14. juil., 2015

Les vraies vacances : Jean-Louis Servan-Schreiber, juillet 2004.

On appelle ça des vacances, le terme peut tromper. Car dans « vacance », il y a vide, vacuité, disponibilité.

Pendant l’année, elles sont sources de fantasmes innocents : je lirai ce livre en vacances, j’irai voir untel pendant les vacances, je profiterai des vacances pour me mettre au yoga, etc.

Et voici qu’avant même de commencer, elles sont déjà, dans notre tête, encombrées de désirs, de projets… pour au moins trois mois.

Le seul point commun à toutes, c’est qu’on ne travaille plus, ou pas aux mêmes choses, ni de la même manière.

La grande Colette disait : « Mes vacances, c’est d’aller travailler ailleurs. »

Mais surtout chacun ne part pas avec les mêmes objectifs. S’éclater, se retrouver, faire autre chose, voire se reposer, tout n’est pas compatible. Ceux qui veulent s’éclater, les plus jeunes, n’ont pas forcément envie de se retrouver… avec leurs parents. S’ils sont pourtant dans la même maison, il est assuré qu’ils n’auront pas les mêmes horaires. En vacances, on peut facilement cohabiter sans vraiment se rencontrer.
Autant il est naturel de passer ses vacances avec les autres, sa famille, ses amis, ses partenaires de sport ou de plaisirs, autant il ne faut pas s’oublier en chemin. Pendant l’été au moins peut-on changer de rythmes. Evitons le risque de se brancher sur ceux des autres, en oubliant les siens propres. C’est particulièrement le cas pour les mères ou les grands-mères qui se retrouvent, comme pendant le reste de l’année, en charge d’une maisonnée, sauf qu’elle est plus nombreuse et ne mange pas aux mêmes heures.

Nous entretenons, en été aussi, des désirs contradictoires, comme celui de trouver un peu de solitude, de silence et d’isolement, tout en espérant se rapprocher de tous ceux que l’on ne voit pas assez le reste du temps. Les deux nous sont nécessaires, peut-être vitaux, alors comment faire ? La réponse relève d’un autre rêve : avoir beaucoup de jours, les uns pour soi tout seul, les autres pour l’affection et le partage, en famille ou en couple. Même avec les cinq semaines ou plus dont nous bénéficions (un privilège par rapport à la génération de nos parents) ce n’est pas suffisant. 

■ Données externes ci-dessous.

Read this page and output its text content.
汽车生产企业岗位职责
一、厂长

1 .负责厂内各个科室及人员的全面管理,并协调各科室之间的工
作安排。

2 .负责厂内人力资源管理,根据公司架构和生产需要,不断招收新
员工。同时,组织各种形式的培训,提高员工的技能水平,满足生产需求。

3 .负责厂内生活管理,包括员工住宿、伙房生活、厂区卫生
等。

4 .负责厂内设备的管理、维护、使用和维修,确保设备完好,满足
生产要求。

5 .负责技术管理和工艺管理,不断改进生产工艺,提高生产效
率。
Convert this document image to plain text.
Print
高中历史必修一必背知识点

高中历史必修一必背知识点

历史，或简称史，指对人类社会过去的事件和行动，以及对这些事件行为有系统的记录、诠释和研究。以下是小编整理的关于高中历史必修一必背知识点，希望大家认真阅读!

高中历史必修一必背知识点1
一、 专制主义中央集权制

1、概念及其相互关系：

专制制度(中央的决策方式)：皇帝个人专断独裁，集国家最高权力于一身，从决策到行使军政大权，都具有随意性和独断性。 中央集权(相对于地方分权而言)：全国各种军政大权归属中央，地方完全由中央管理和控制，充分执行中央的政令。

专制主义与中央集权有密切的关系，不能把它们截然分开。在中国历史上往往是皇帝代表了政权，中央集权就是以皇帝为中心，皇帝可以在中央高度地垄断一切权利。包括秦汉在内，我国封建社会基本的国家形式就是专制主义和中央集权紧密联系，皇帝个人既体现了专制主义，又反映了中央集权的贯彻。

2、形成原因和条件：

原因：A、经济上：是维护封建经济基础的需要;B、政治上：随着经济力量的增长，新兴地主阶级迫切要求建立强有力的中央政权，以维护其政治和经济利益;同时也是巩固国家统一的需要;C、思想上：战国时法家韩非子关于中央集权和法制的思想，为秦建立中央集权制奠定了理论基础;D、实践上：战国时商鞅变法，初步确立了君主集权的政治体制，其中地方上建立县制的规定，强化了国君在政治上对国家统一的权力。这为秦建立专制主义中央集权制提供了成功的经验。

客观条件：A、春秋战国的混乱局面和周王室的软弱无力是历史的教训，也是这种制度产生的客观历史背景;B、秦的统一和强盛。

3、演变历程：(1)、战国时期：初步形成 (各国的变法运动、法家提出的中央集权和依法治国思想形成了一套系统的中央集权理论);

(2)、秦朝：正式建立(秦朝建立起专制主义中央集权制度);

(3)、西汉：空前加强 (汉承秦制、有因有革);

Aussi retrouvons-nous en vacances ce qui fait la trame de nos vies, la nécessité de choisir, l’art du compromis et la soumission au principe de réalité.

Mais ce n’est pas triste pour autant ; nous en avons l’habitude. Le seul moyen de bien le vivre, c’est, comme dans toute situation, de laisser venir nos fantasmes et de trier parmi eux ceux dont il nous paraît jouable de faire des priorités.

Et si nous ne nous sommes pas trop trompés, alors nous allons passer d’excellentes vacances.